This autumn, NW presents Dress to Kill, a solo exhibition by French artist Pauline Curnier Jardin (b. 1980, Marseille). Working across film, installation, performance, drawing, and painting, Curnier Jardin weaves together mythology, ritual, and spectacle into sensorial works where gender, power, and collectivity are staged and contested. Her practice inhabits the charged space between seduction and repulsion, where the grotesque, the carnivalesque, and the sacred meet.

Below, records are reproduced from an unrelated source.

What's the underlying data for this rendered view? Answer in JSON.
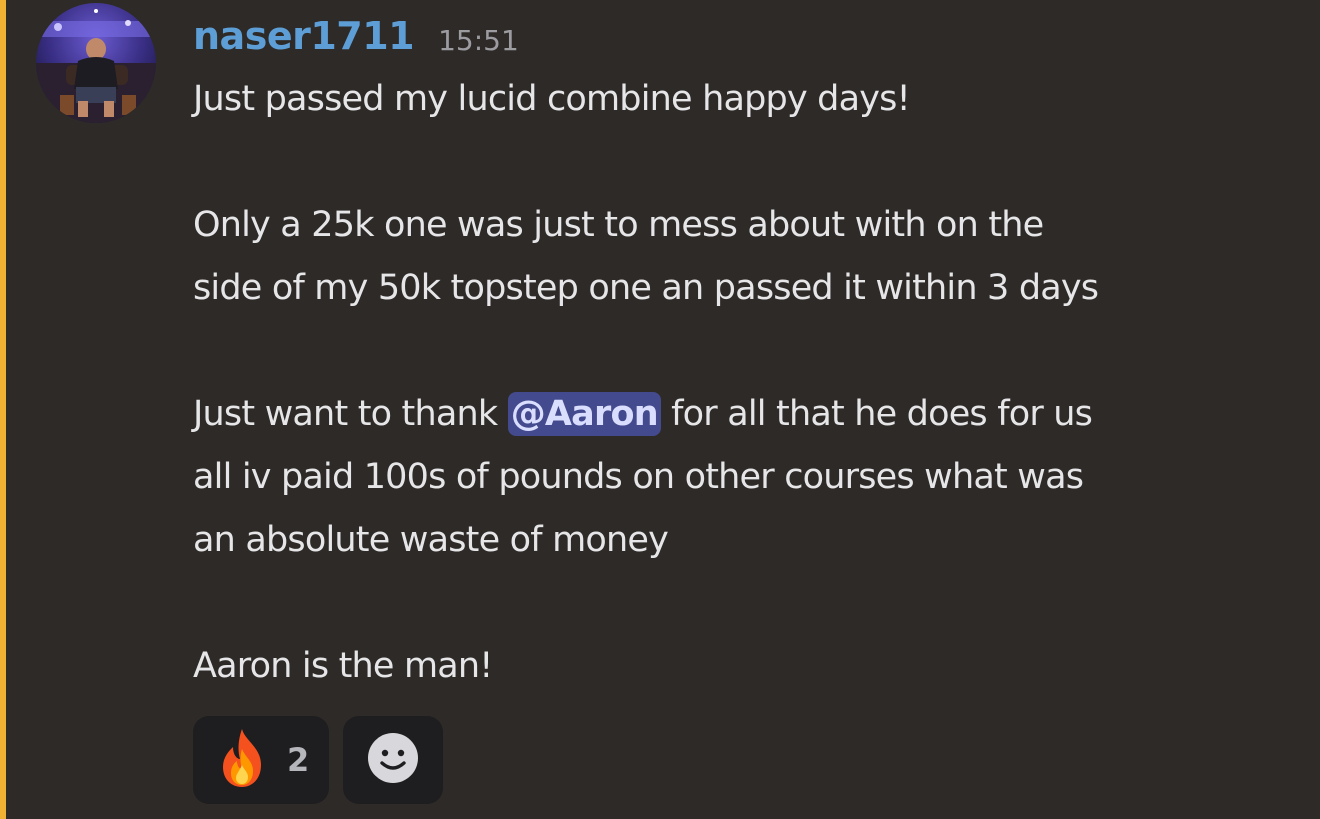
{
  "message": {
    "author": "naser1711",
    "timestamp": "15:51",
    "paragraphs": {
      "p1": "Just passed my lucid combine happy days!",
      "p2_line1": "Only a 25k one was just to mess about with on the",
      "p2_line2": "side of my 50k topstep one an passed it within 3 days",
      "p3_before": "Just want to thank ",
      "p3_mention": "@Aaron",
      "p3_after": " for all that he does for us",
      "p3_line2": "all iv paid 100s of pounds on other courses what was",
      "p3_line3": "an absolute waste of money",
      "p4": "Aaron is the man!"
    },
    "reactions": [
      {
        "emoji": "fire-icon",
        "count": "2"
      }
    ],
    "add_reaction_icon": "smiley-face-icon"
  },
  "colors": {
    "background": "#2e2a27",
    "mention_bar": "#f0b232",
    "username": "#5e9ed6",
    "mention_bg": "#434a8d",
    "reaction_bg": "#1e1d1f"
  }
}
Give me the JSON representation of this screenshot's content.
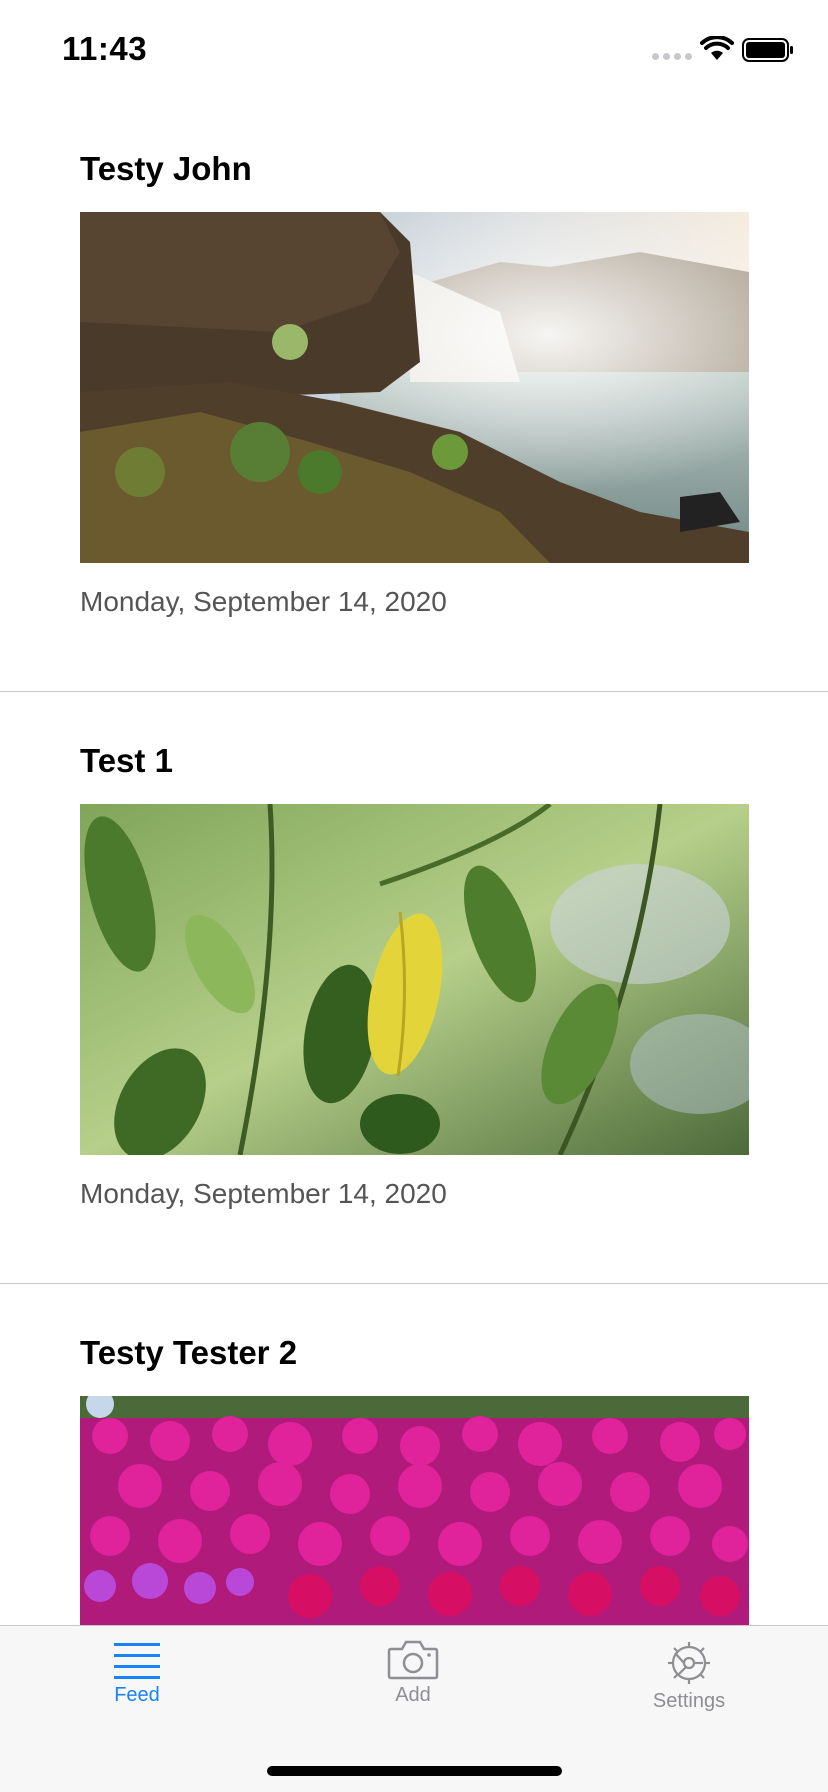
{
  "status_bar": {
    "time": "11:43"
  },
  "posts": [
    {
      "title": "Testy John",
      "date": "Monday, September 14, 2020",
      "image": "waterfall-photo"
    },
    {
      "title": "Test 1",
      "date": "Monday, September 14, 2020",
      "image": "lemon-leaves-photo"
    },
    {
      "title": "Testy Tester 2",
      "date": "",
      "image": "pink-flowers-photo"
    }
  ],
  "tab_bar": {
    "feed_label": "Feed",
    "add_label": "Add",
    "settings_label": "Settings",
    "active": "Feed"
  },
  "colors": {
    "accent": "#1a82f7",
    "inactive": "#8e8e93"
  }
}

Dress to Kill explores clothing as a political and subversive language. Bringing together recent installations and films, the exhibition considers costume, disguise, and performativity as strategies of resistance and self-representation. The title nods to Brian De Palma’s 1980 thriller Dressed to Kill, itself a baroque homage to Hitchcock’s Psycho, in which the gaze, the body, and the camera become entangled in a choreography of desire and violence. In Curnier Jardin’s work, this tension shifts from the cinematic to the ritual and collective realm, where questions of visibility, identity, and power unfold anew.
Developed in close collaboration with the residents and communities of Aalst, Dress to Kill centres on Jeanet Film Adulte, a new film commission. Here, the local carnival serves as a mirror of society: a space of liberation and parody, but also of repetition and exclusion. Within this ambivalent terrain, Curnier Jardin probes how images and bodies are shaped, questioned, and reclaimed.
Unfolding as a world of symbolic reversals and ritual transformations, Dress to Kill immerses viewers in a lush scenography of flowers, fabrics, bodies, and voices. The result is a feminist imaginary where vulnerability and strength, collectivity and difference, are in constant interplay.